When I say, “becoming Japanese” I do not intend the phrase to mean that I
deliberately adopt behaviours and practices in order to be perceived as
authentically Japanese. Instead, I refer to an ongoing process in which daily
life, lived with reflexivity and curiosity produces countless opportunities to
apprehend and comprehend cultural complexities of a host nation as an
immigrant. As I undo my preconceptions of the world and myself so too do I
create a field of belonging, a Japanese version of myself.
In this
regard, my Japanese-ness does not require legitimation or validation. It may be
judged and evaluated but the aim is and was never to slide myself into a
popular or accepted, local or foreign construct of being Japanese. It is an
intimate, subtle and reflexive personal expression. It is not, however, free
from moments of awkwardness, shame and misunderstanding. But then again, life
was like that before I ever came to Japan.
One of
my greatest disappointments in Japan
is the way that the majority of voices have constructed the interstitial
migrant-becoming-Japanese in such limited terms. There remains an undercurrent
of transience and distrust relating to issues of authenticity. A linguistic
divide functions as a cognitive divide.
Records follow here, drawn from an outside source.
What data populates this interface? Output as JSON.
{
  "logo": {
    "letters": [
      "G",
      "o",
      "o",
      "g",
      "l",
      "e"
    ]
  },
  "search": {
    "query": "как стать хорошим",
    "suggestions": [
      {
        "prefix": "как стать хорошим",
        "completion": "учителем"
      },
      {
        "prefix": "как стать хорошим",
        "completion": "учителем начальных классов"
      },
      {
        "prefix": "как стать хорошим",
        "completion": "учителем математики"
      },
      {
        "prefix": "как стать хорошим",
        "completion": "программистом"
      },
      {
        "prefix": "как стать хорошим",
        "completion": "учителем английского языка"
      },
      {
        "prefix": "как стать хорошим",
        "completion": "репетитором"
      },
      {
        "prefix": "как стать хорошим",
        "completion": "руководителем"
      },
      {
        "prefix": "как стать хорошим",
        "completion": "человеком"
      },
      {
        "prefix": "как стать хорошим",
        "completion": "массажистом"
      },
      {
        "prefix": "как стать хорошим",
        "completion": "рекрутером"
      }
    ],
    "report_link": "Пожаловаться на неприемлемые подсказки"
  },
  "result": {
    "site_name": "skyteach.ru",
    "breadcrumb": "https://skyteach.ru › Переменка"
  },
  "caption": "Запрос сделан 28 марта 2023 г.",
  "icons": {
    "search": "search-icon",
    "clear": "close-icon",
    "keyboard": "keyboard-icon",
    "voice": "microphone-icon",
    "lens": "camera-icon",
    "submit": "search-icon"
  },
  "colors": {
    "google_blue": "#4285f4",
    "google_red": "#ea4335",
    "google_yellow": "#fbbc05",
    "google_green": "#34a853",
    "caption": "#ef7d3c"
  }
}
Within the parameters of this
construct, Japan
can only ever be negatively deconstructed. The irony being that the
deconstructers frequently rely on fixed, romanticized constructs of distant, pseudo
perfect homelands. In other words, they render the complexity of the original
home to the same sort of fixed, fetishised knowledge that they possess on Japan and engage
in a lopsided version of the glass bead game whereby the odds are stacked
against the society they chose to be in and choose not to belong to.